用戶在創建好數據倉庫集群后使用psycopg2第三方庫連接到集群,則可以使用Python訪問DWS ,并進行數據表的各類操作。
連接集群前的準備
- DWS 集群已綁定彈性IP。
- 已獲取DWS 集群的數據庫管理員用戶名和密碼。
注意由于MD5算法已經被證實存在碰撞可能,已嚴禁將之用于密碼校驗算法。當前DWS 采用默認安全設計,默認禁止MD5算法的密碼校驗,可能導致開源客戶端無法正常連接的問題。建議先檢查一下數據庫參數password_encryption_type參數是否為1,如果取值不為1,需要修改,修改方法參見《用戶指南》的“[修改數據庫參數](//www.daliqc.cn/document/10014061/10047788)”章節;然后修改一次準備使用的數據庫用戶的密碼。
說明當前DWS出于安全考慮,已經默認不再使用MD5存儲密碼摘要了,這將導致使用開源驅動或者客戶端無法正常連接數據庫。需要您調整一下密碼策略后再創建一個新用戶或者對老用戶做一次密碼修改,方可使用開源協議中的MD5認證算法。
數據庫中是不會存儲用戶的密碼原文,而是存儲密碼的HASH摘要,在密碼校驗時與客戶端發來的密碼摘要進行比對(中間會有加鹽操作)。故當您改變了密碼算法策略時,數據庫也是無法還原您的密碼,再生成新的HASH算法的摘要值的。必須您手動修改一次密碼或者創建一個新用戶,這時新的密碼將會采用您設置的HASH算法進行摘要存儲,用于下次連接認證。
已獲取DWS 集群的公網訪問地址,含IP地址和端口。具體請參見 [獲取集群連接地址](//www.daliqc.cn/document/10014061/10047782)。

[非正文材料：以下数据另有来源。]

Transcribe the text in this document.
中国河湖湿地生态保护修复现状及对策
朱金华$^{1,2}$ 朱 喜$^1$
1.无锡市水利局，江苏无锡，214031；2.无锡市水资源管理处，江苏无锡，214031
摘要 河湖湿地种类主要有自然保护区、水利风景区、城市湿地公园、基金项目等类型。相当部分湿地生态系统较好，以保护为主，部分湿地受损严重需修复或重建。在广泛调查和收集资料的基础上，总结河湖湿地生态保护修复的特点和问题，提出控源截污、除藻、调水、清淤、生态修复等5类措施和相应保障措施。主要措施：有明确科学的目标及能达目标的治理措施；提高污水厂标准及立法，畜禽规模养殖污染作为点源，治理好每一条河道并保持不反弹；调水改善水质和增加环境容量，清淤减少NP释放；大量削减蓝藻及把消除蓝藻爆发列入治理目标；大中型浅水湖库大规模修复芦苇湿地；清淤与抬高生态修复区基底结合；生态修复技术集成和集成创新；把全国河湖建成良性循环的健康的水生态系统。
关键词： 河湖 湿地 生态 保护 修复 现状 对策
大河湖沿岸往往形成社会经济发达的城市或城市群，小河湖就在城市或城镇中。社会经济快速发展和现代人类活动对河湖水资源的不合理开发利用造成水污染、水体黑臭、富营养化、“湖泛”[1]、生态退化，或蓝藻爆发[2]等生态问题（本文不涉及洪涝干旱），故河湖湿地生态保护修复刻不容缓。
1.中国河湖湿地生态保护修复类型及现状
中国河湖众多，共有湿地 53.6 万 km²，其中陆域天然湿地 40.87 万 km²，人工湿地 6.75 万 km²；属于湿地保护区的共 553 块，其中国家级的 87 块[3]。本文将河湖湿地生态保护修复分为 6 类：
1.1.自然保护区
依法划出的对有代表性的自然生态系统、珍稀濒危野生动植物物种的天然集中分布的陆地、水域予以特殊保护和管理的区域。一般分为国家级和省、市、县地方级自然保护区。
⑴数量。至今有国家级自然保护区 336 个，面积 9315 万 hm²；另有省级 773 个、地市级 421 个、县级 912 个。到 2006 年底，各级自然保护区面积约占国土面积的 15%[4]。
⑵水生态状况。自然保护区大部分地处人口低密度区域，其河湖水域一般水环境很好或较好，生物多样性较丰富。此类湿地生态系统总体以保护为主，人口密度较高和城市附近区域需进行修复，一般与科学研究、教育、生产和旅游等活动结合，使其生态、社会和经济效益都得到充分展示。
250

已安裝psycopg2第三方庫。下載地址:[//pypi.org/project/psycopg2/](//pypi.org/project/psycopg2/ " "),安裝部署操作請參見:[//www.psycopg.org/install/](//www.psycopg.org/install/ " ")。

說明
CentOS、Redhat等操作系統中使用yum命令安裝,命令為:yum install python-psycopg2。
psycopg2的使用依賴于PostgreSQL的libpq動態庫(32位的psycopg2需要對應32位的libpq;64位的psycopg2對應64位的libpq),Linux中可以依賴yum命令解決。在Windows系統使用psycopg2需要先安裝libpq,主要方式有兩種:
安裝PostgreSQL,并配置libpq、ssl、crypto動態庫位置到環境變量PATH中。
安裝psqlodbc,使用PostgreSQL ODBC驅動攜帶的libpq、ssl、crypto動態庫。
使用約束
由于psycopg2是基于PostgreSQL的客戶端接口,它的功能DWS并不能完全支持。具體支持情況請見下表。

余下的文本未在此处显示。